Le patronat attend des autorités qu’elles améliorent encore les « conditions-cadres » de l’économie en permettant une pression accrue sur les sa­larié·e·s (baisses des rémunérations, flexibilisation des horaires, libéralisation du marché du travail, précarisation des contrats, chômage partiel, etc.). La troisième réforme de la fiscalité des entreprises devrait encore garantir de nouvelles économies d’impôts de 3 à 4 milliards par an pour les sociétés. 

Les employeurs peuvent aussi jouer sur la division des salariés, un an après le succès de l’initiative de l’UDC « Contre l’immigration de masse », même si la droite patronale cache de moins en moins sa volonté d’en repousser l’application, si ce n’est de faire revoter le peuple. Les frontaliers sont déjà montrés du doigt en raison de leur gain de change, alors qu’un nombre croissant de Suisses vivent aussi de l’autre côté de la frontière… Une chose est donc sûre: les secteurs les plus exposés du patronat, notamment du tourisme, entendent faire jouer à la main-d’œuvre étrangère le rôle de variable d’ajustement.

 

 

Quelle politique de gauche ?

 

La Wochenzeitung a récemment polémiqué contre Daniel Lampart, économiste en chef de l’USS et membre du Conseil de la BNS, qui critiquait l’abandon du taux plancher de l’euro. Pour elle, il s’agissait d’une subvention déguisée aux exportateurs. Pourtant, en supprimant le taux plancher, la BNS et la droite patronale, loin de sacrifier les intérêts des milieux bourgeois, entendent utiliser la spéculation sur le franc comme levier pour accroître la compétitivité de la place économique suisse sur le dos de la majorité de la population. C’est pourquoi un débat qui se limite à la politique des changes passe à côté des enjeux principaux d’une autre politique économique.

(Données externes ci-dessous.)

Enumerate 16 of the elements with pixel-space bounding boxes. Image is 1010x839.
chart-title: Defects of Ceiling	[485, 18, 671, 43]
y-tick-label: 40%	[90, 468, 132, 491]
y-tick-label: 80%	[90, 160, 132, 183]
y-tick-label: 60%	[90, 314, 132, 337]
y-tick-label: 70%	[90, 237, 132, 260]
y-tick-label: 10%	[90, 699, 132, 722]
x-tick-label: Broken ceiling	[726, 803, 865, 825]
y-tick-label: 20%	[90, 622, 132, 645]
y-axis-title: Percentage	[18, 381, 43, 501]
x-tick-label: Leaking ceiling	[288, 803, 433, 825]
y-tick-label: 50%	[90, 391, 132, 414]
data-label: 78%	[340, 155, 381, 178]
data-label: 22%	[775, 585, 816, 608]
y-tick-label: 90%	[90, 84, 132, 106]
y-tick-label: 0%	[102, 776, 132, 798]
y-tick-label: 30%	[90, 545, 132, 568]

Ce n’est pas aux salarié·e·s de faire les frais des cours élevés du franc. Les milieux dirigeants – bancaires, en particulier – n’encouragent-ils pas la spéculation depuis des décennies en refusant tout contrôle des mouvements de capitaux ? C’est pourquoi, comme je le défendais dans l’éditorial du précédent numéro de solidaritéS, au lieu d’appeler à l’union sacrée pour défendre l’économie suisse, les syndicats devraient exiger de l’Etat fédéral et de la BNS – qui n’ont pas hésité une seconde à dégager des dizaines de milliards pour sauver l’UBS en 2008 – qu’ils placent sous contrôle public et renflouent les entreprises dont l’existence pourrait être menacée par la hausse du franc.

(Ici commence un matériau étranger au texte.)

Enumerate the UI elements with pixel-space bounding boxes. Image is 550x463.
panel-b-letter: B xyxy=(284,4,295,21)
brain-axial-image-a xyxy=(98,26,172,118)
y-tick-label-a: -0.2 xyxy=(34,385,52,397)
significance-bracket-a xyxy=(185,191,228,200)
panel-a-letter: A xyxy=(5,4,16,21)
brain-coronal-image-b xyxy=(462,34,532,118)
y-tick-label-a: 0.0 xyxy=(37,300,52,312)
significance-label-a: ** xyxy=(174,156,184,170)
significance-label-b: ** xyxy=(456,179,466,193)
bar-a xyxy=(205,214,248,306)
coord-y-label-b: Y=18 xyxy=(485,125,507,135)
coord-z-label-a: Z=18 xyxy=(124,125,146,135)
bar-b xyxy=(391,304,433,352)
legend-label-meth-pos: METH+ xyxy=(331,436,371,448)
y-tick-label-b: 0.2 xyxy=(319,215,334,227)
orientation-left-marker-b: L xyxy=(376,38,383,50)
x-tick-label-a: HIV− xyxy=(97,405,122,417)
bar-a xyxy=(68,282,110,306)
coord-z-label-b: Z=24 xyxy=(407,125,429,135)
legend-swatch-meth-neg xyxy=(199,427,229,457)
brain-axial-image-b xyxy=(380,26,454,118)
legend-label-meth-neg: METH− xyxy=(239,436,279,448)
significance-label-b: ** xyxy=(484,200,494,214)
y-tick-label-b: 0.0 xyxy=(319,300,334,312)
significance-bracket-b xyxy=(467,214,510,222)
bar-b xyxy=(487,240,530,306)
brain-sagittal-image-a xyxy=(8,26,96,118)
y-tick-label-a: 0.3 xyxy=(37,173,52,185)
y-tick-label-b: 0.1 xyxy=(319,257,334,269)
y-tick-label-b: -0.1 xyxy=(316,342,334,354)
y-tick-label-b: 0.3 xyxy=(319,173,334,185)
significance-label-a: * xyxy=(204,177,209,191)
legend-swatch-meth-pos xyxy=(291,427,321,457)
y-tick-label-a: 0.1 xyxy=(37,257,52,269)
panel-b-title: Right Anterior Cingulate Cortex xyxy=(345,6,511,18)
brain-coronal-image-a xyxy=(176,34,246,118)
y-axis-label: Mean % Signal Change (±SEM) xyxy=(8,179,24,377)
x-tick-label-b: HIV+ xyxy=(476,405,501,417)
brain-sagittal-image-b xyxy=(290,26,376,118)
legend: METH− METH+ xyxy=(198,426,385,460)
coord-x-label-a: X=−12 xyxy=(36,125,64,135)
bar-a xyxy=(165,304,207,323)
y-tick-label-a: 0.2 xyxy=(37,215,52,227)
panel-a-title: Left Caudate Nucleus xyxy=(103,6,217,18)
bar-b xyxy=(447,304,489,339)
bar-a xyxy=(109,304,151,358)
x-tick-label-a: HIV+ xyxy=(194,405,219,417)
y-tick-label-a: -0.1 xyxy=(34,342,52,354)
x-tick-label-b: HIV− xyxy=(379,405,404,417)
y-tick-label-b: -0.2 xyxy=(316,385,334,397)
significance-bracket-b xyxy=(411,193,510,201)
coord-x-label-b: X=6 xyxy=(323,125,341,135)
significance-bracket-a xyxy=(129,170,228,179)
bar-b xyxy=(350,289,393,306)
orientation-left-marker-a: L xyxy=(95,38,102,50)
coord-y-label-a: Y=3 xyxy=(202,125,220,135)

Pourquoi le gouvernement et la BNS n’ont-ils pas tenté de résister à la hausse du franc en acceptant des ratios d’endettement et de déficits publics comparables à ceux des partenaires économiques de la Suisse ? Au lieu de dépenser 300 milliards de francs pour acheter des euros, depuis l’automne 2011, la banque centrale aurait pu prêter le même montant aux collectivités publiques pour alimenter un plan de soutien à la recherche, à l’éducation, à la santé, aux retraites, au logement social, à la défense de l’environnement, etc., créant aussi de nombreux emplois. Ce faisant, ils auraient porté la dette publique suisse au niveau de celle de l’Allemagne, un montant malgré tout « raisonnable », tout en contribuant à freiner la hausse du franc pour «servir les intérêts généraux du pays» (ou plutôt «de la population»), comme la Constitution lui en donne mandat. C’est une politique de rechange de ce type qu’une gauche digne de ce nom devrait défendre, ce qui supposerait bien sûr des mobilisations sociales de grande envergure.